LINDA BUSTEED sits nervously as two electrodes wrapped in large, wet sponges are strapped to her head. One electrode grazes the hairline above her left eye while the other sits squarely on her right eyebrow. Wires snake over her head to a small power pack fuelled by a 9-volt battery. Busteed drums her fingers on the table as she anticipates the moment when an electric current will start flowing through her brain.

It sounds like quackery, but it's not. A growing body of evidence suggests that passing a small electric current through your head can have a profound effect on the way your brain works. Called transcranial direct current stimulation (tDCS), the technique has already been shown to boost verbal and motor skills and to improve learning and memory in healthy people - making fully-functioning brains work even better. It is also showing promise as a therapy to cure migraine and speed recovery after a stroke, and may extract more from the withering brains of people with dementia. Some researchers think the technique will eventually yield a commercial device that healthy people could use to boost their brain function at the flick of a switch.

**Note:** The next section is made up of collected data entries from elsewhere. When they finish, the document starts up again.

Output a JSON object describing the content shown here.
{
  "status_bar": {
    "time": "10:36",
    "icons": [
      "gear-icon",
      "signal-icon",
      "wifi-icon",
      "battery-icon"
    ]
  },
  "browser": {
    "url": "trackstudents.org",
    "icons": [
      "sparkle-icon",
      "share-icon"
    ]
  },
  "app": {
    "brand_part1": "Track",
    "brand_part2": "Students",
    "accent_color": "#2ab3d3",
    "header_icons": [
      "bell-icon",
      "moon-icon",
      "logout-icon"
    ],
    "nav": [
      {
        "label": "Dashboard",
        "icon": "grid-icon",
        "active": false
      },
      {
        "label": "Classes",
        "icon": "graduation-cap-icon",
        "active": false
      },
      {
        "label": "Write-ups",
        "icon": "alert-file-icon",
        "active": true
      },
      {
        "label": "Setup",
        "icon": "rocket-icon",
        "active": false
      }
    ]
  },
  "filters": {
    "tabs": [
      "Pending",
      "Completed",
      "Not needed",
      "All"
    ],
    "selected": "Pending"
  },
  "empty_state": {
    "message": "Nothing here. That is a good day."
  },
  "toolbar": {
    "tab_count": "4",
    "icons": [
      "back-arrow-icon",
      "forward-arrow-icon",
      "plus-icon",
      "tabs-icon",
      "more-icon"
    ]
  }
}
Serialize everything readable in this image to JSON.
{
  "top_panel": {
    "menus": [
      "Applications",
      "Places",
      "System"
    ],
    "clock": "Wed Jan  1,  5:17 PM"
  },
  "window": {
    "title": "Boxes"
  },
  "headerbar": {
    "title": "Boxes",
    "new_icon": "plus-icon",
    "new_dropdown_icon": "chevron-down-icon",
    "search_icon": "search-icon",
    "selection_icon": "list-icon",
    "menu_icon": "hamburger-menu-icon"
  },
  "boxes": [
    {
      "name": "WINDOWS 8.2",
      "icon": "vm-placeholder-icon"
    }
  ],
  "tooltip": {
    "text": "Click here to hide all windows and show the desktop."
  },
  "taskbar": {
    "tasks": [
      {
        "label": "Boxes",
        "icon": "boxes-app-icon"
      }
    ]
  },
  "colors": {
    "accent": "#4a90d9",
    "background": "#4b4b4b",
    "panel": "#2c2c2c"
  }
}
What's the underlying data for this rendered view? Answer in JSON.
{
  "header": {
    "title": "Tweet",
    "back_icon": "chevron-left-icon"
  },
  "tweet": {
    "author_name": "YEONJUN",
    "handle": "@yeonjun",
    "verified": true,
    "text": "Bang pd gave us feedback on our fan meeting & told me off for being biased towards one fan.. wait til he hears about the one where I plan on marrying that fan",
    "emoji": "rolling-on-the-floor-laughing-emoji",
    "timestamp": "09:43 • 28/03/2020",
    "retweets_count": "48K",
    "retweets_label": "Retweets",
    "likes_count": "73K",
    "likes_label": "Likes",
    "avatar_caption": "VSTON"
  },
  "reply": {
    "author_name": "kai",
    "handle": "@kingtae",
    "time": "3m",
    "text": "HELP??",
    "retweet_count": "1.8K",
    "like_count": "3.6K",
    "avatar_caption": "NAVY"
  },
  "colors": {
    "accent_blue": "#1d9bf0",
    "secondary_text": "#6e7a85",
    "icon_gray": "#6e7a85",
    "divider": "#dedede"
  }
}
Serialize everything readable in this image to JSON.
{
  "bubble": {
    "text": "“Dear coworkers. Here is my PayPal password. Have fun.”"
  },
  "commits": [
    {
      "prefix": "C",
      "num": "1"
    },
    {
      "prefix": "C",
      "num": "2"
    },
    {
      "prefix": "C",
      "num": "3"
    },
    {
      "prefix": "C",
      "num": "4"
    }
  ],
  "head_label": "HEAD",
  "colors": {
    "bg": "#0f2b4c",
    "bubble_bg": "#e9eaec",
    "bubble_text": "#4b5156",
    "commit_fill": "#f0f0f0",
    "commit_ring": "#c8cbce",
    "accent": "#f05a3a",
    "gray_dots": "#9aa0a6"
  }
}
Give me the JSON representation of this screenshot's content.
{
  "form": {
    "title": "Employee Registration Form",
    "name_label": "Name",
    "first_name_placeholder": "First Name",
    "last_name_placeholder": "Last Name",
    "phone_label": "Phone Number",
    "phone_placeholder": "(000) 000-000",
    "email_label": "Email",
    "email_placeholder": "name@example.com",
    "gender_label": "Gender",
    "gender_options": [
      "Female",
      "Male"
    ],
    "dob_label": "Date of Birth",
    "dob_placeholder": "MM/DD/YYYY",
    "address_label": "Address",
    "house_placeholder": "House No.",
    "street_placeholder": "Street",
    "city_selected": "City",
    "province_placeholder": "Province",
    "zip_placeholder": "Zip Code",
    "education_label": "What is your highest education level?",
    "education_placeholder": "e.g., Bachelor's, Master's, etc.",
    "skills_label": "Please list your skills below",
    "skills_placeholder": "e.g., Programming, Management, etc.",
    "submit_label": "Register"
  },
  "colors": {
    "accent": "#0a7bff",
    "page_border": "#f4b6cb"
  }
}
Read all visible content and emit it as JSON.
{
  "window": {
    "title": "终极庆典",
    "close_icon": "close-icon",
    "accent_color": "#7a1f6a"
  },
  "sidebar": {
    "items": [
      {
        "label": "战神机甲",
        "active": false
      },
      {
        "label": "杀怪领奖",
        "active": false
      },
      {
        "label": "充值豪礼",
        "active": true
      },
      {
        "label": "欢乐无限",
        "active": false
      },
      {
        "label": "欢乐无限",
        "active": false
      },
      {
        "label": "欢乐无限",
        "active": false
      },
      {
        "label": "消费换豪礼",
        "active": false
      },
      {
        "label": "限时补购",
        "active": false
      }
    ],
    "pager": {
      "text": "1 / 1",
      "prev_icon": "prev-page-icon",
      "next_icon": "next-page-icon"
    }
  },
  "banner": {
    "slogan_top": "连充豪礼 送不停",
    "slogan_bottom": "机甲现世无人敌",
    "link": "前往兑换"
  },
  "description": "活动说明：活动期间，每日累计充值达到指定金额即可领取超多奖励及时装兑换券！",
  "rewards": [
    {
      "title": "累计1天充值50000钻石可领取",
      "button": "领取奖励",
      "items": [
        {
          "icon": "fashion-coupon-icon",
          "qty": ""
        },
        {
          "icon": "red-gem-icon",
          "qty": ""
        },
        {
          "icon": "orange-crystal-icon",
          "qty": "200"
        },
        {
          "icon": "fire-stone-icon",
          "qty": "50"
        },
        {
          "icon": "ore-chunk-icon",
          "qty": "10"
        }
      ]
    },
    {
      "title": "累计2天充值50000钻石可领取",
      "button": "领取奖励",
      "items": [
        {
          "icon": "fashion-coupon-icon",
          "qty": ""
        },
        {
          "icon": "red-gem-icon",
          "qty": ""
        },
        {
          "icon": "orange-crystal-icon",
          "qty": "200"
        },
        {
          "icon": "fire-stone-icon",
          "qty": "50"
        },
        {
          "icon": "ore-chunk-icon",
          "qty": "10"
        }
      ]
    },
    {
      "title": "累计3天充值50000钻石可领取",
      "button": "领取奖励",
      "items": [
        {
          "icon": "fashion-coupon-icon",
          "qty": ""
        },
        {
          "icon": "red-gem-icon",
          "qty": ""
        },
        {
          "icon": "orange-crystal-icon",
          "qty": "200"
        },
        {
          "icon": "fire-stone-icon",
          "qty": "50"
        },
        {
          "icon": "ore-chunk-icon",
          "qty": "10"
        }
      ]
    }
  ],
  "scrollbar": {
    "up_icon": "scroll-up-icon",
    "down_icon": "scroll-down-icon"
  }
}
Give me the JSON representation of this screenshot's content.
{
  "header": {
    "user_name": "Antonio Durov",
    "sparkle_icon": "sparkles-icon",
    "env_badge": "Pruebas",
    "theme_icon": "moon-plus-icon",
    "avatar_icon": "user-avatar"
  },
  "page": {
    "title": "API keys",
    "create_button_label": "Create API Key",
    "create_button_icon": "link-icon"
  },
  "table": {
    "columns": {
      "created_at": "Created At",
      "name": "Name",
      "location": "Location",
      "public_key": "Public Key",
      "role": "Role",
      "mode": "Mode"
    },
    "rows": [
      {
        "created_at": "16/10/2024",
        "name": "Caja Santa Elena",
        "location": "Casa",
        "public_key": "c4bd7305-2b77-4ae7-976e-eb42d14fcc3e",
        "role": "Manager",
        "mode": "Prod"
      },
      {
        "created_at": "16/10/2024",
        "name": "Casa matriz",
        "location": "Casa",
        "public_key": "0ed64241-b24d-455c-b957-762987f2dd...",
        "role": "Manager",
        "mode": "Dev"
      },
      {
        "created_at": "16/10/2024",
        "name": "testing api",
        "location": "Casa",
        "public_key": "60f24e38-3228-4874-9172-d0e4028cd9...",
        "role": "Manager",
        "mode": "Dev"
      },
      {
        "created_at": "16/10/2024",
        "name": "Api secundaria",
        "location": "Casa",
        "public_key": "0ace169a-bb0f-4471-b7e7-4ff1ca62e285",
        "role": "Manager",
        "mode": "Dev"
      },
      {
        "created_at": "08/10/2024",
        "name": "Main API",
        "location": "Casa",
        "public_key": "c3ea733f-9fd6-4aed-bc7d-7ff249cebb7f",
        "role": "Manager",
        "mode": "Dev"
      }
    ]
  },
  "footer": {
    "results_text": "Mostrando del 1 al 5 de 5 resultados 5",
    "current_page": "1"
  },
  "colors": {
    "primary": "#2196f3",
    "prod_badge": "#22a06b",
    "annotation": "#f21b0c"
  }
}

“You could use this to boost your brainpower at the flick of a switch”

Busteed isn't here to test commercial devices, however. The 64-year-old suffers from the degenerative brain disease frontotemporal dementia, which leads to language loss, personality changes and mood swings. There is no treatment.

Busteed is one of 20 patients in a phase II clinical trial led by Eric Wassermann, head of the brain stimulation unit at the US National Institute of Neurological Disorders and Stroke (NINDS) in Bethesda, Maryland. He wants to know whether a 40-minute burst of direct current directed at her left frontal lobe can improve her ability to generate lists of words, a hallmark deficit of her disease. Wassermann's study is double-blind, so he won't know whether Busteed is receiving current or not. Busteed probably won't know either - tDCS is silent and elicits barely a tingle. If she is getting the real thing, Wassermann hopes that the current will "squeeze more out of the sick neurons", enabling Busteed to perform better.

If the trial proves successful, Wassermann would like to develop a brain stimulation device that patients can take home and use whenever they want. He envisages a gizmo about the size of an MP3 player, perhaps incorporated into a hat. "Turn it on and you feel better," he says. "Turn it off and you're back where you started." It sounds too simple to be feasible, but studies from around the world suggest that Wassermann has a good chance of success. "All the scientific literature points in the same direction," says neurologist Leonardo Cohen, chief of the stroke and neurorehabilitation clinic at NINDS. "There must be something to it."

Zapping the brain with electricity to cure various maladies has slipped in and out of vogue over the past two millennia (see "Zaps from the past"). In recent years, however, it has fallen out of favour, superseded by a more powerful non-invasive technique called transcranial magnetic stimulation. TMS works by penetrating the skull not with electricity but with a magnetic field, causing all the neurons in a particular region to fire in concert. After TMS stimulation stops, depending on the frequency of magnetic pulses, this can have the effect of either switching that region on, or turning it off.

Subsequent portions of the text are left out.